AstraZeneca estará protegida ante hipotéticas reclamaciones de responsabilidad por productos relacionados con su vacuna de la Covid-19 que esperan la mayoría de los países con los que ha llegado a acuerdos de suministro. Dirimir es quién pagaría las reclamaciones por daños y perjuicios en caso de efectos secundarios ha sido uno de los puntos delicados en las negociaciones de suministro.

"Esta es una situación única en la que nosotros, como compañía, simplemente no podemos asumir el riesgo si en cuatro años la vacuna está mostrando efectos secundarios", asegura al respecto Ruud Dobber, del equipo ejecutivo de Astra: "En los contratos que tenemos en vigor, estamos pidiendo una indemnización. Para la mayoría de los países es aceptable asumir ese riesgo sobre sus hombros porque es de interés nacional".

La responsabilidad por los productos se encontraba entre los puntos conflictivos de los esfuerzos europeos para asegurar los acuerdos de suministro de las potenciales vacunas para la Covid19 de Pfizer, Sanofi y Johnson & Johnson. Pero Estados Unidos ya cuenta con una ley que excluye las reclamaciones por daños y perjuicios de los productos que ayudan a controlar una crisis de salud pública.
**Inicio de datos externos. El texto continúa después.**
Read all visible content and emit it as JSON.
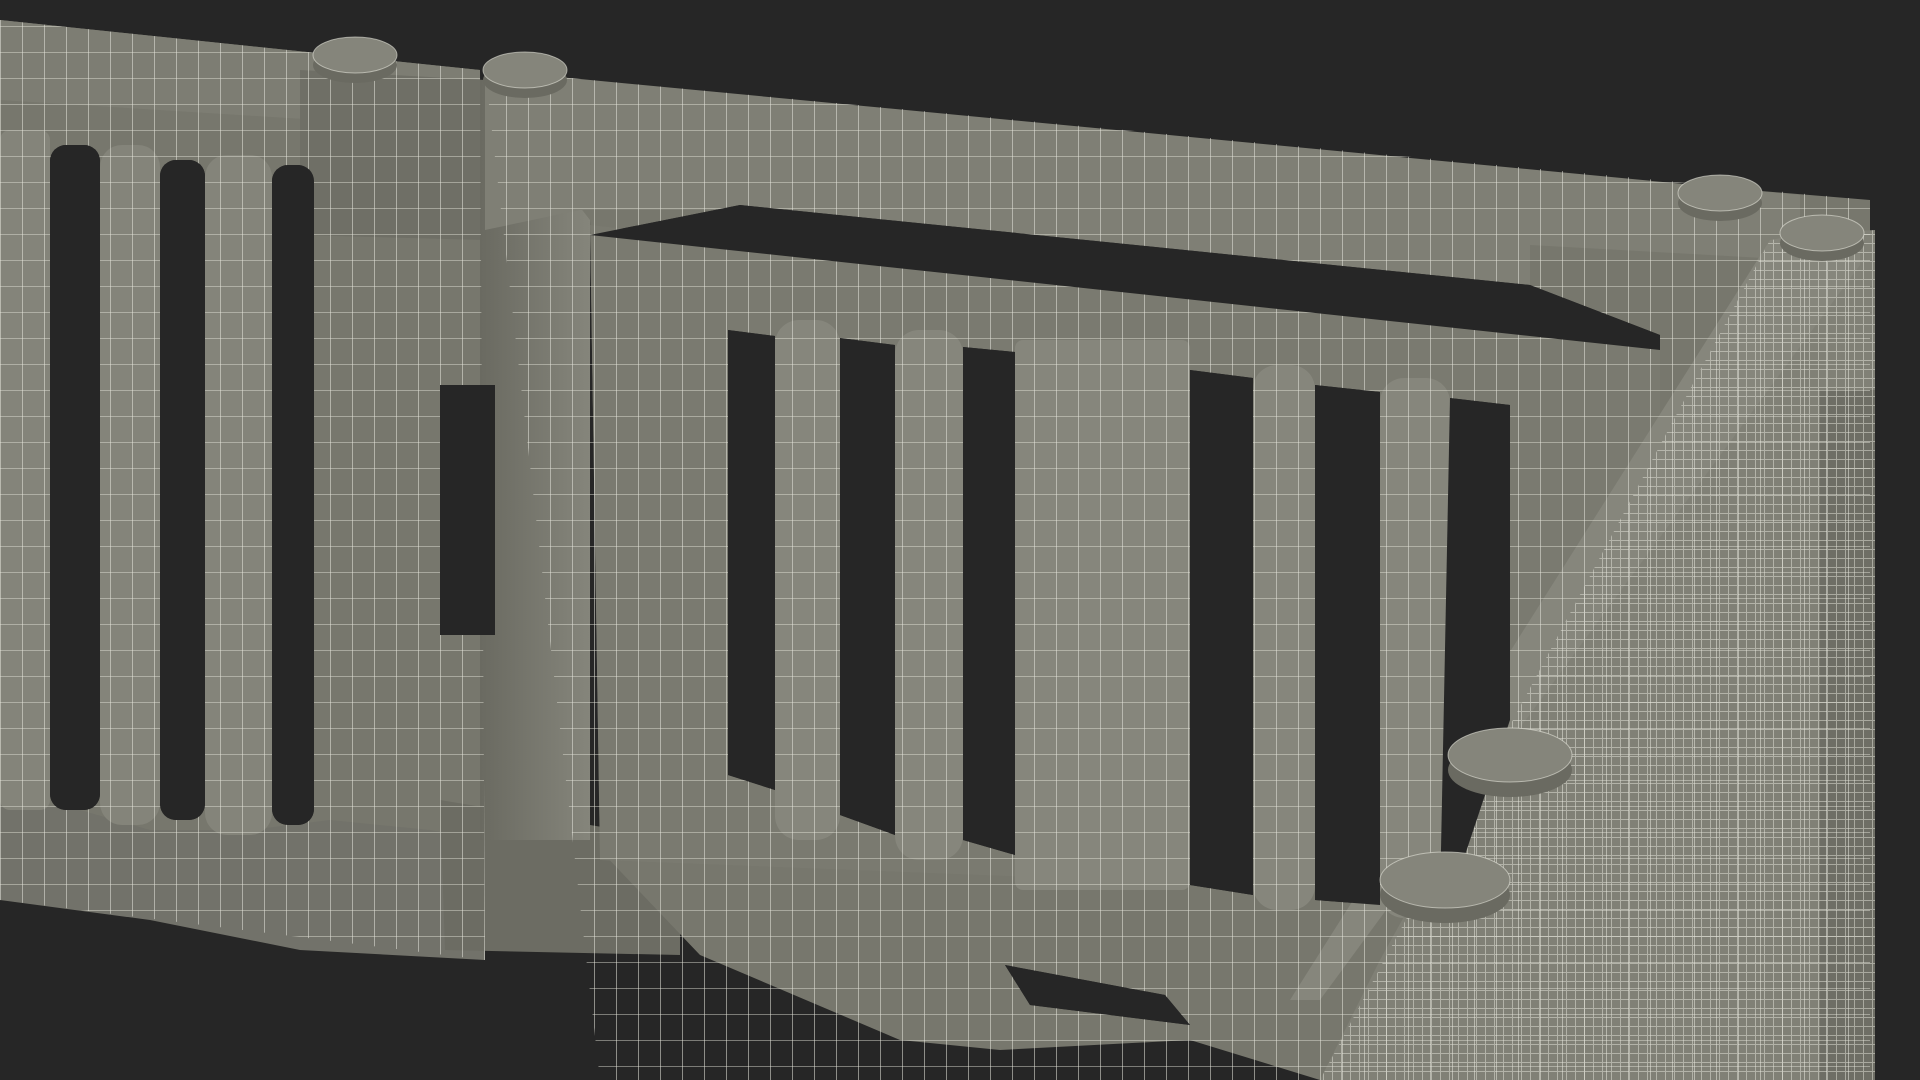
{
  "scene": {
    "subject": "plastic-fence-barrier-wireframe-render",
    "colors": {
      "background": "#262626",
      "surface": "#77776d",
      "surface_light": "#8a8a80",
      "surface_dark": "#5e5e55",
      "gap": "#262626",
      "wire": "#e4e4da"
    }
  }
}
AstraZeneca, segundo mayor fabricante de medicamentos de Reino Unido, se ha comprometido a suministrar más de 2.000 millones de dosis sin ánimo de lucro en acuerdos con los Estados Unidos, Reino Unido y los países europeos, entre otras naciones y organizaciones.

Los acuerdos de Astra se diferencian de la mayoría de sus rivales porque se ha asegurado el respaldo del gobierno para la producción y labores de desarrollo, mientras que competidores como GlaxoSmithKline están buscando negociar un precio para un producto terminado, sujeto a aprobación.